HMBG1 mediates ischemia-reperfusion injury by TRIF-adaptor independent Toll-like receptor 4 signaling

• Published in: Journal of cerebral blood flow and metabolism Vol. 31; no. 2; pp. 593 - 605
• Main Authors: Yang, Qing-Wu, Lu, Feng-Lin, Zhou, Yu, Wang, Lin, Zhong, Qi, Lin, Sen, Xiang, Jing, Li, Jing-Cheng, Fang, Chuan-Qing, Wang, Jing-Zhou
• Format: Journal Article
• Language: English
• Published: London, England SAGE Publications 01.02.2011; Nature Publishing Group; Sage Publications Ltd
• Subjects: Aged; Animals; Biological and medical sciences; Blotting, Western; Body Water - metabolism; Brain - pathology; Brain Chemistry; Cells, Cultured; Cerebral Infarction - pathology; Electrophoretic Mobility Shift Assay; Enzyme-Linked Immunosorbent Assay; Female; HMGB1 Protein - physiology; Humans; Macrophages - metabolism; Male; Medical sciences; Membrane Glycoproteins - genetics; Membrane Glycoproteins - physiology; Mice; Mice, Inbred C57BL; Mice, Knockout; Middle Aged; Mutant Chimeric Proteins - metabolism; Neurology; Neuropharmacology; Neuroprotective agent; Original; Pharmacology.
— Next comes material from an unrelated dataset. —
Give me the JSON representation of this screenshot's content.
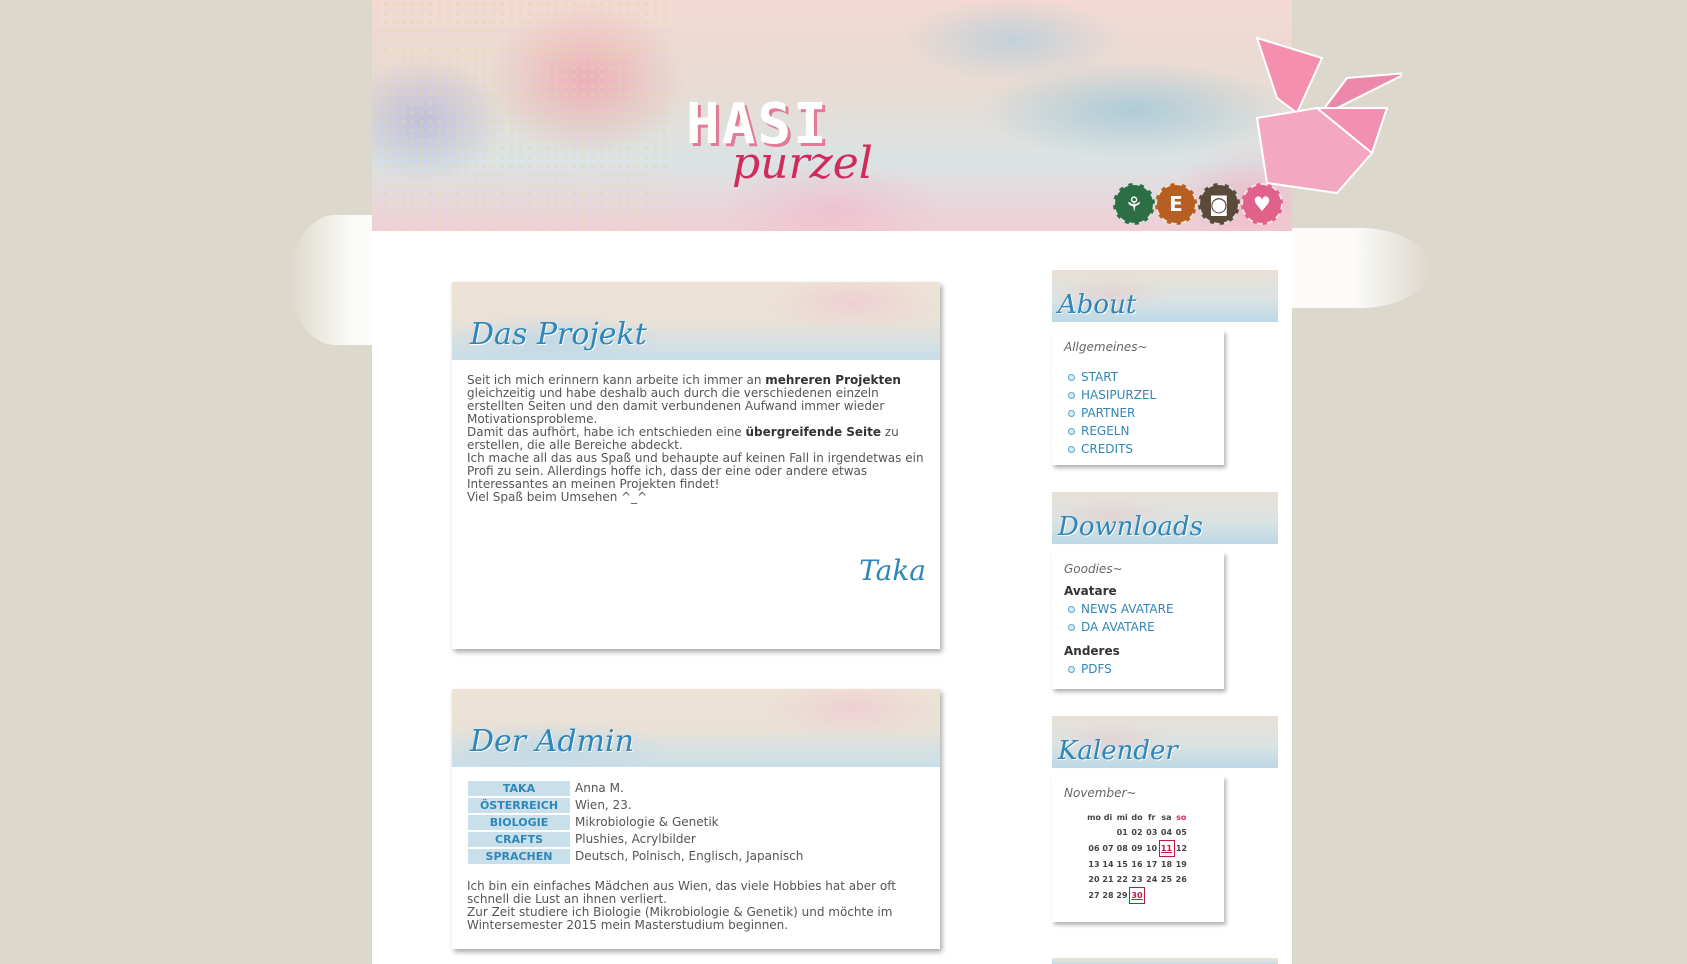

Drug treatments; Receptors, Interleukin-1 - genetics; Receptors, Interleukin-1 - physiology; Reperfusion Injury - pathology; Reverse Transcriptase Polymerase Chain Reaction; Signal Transduction - genetics; Signal Transduction - physiology; Toll-Like Receptor 4 - genetics; Toll-Like Receptor 4 - physiology; Vascular diseases and vascular malformations of the nervous system; acute cerebral infarct; HMGB1; ischemia–reperfusion injury; TLR4; Vascular disease; ischemia-reperfusion injury; Cerebral infarction; Nervous system diseases; Ischemia reperfusion; Central nervous system disease; Cardiovascular disease; Cerebrovascular disease; Cerebral disorder
• ISSN: 0271-678X; 1559-7016
• DOI: 10.1038/jcbfm.2010.129

High-mobility group protein box-1 (HMGB1) has recently been recognized as a novel candidate in a specific upstream pathway promoting inflammation after brain ischemia. However, its downstream pathway and underlying mechanism have yet to be elucidated. The HMGB1 level in the acute cerebral infarct (ACI) group was significantly increased compared with that of control group, and correlated with the severity of neurologic impairment of ACI patients. Further, recombinant human HMGB1 (rhHMGB1) had no effect on microglia derived from mice lacking the Toll-like receptor 4 (TLR4−/–). Intracerebroventricular injection of rhHMGB1 in TLR4+/+ mice cause significantly more injury after cerebral ischemia–reperfusion than control group. But, TLR4−/– mice administered with rhHMGB1 showed moderate impairment after ischemia–reperfusion than TLR4+/+ mice. To determine the potential downstream signaling of HMGB1/TLR4 in cerebral ischemic injury, we used the ischemic–reperfusion model with Toll/interleukin-1 receptor domain-containing adaptor-inducing interferon-β knockout mice (TRIF−/–) and evaluated the activity and expression of TRIF pathway-related kinases. The results suggest that the TRIF pathway is not likely to be involved in TLR4-mediated ischemia brain injury. Finally, we found that TLR4 expressed by immigrant macrophages was involved in the development of ischemic brain damage. These results suggest that HMBG1 mediates ischemia–reperfusion injury by TRIF-adaptor independent Toll-like receptor 4 signaling. The TLR4 expressed by immigrant macrophages may be involved in the development of ischemic brain damage.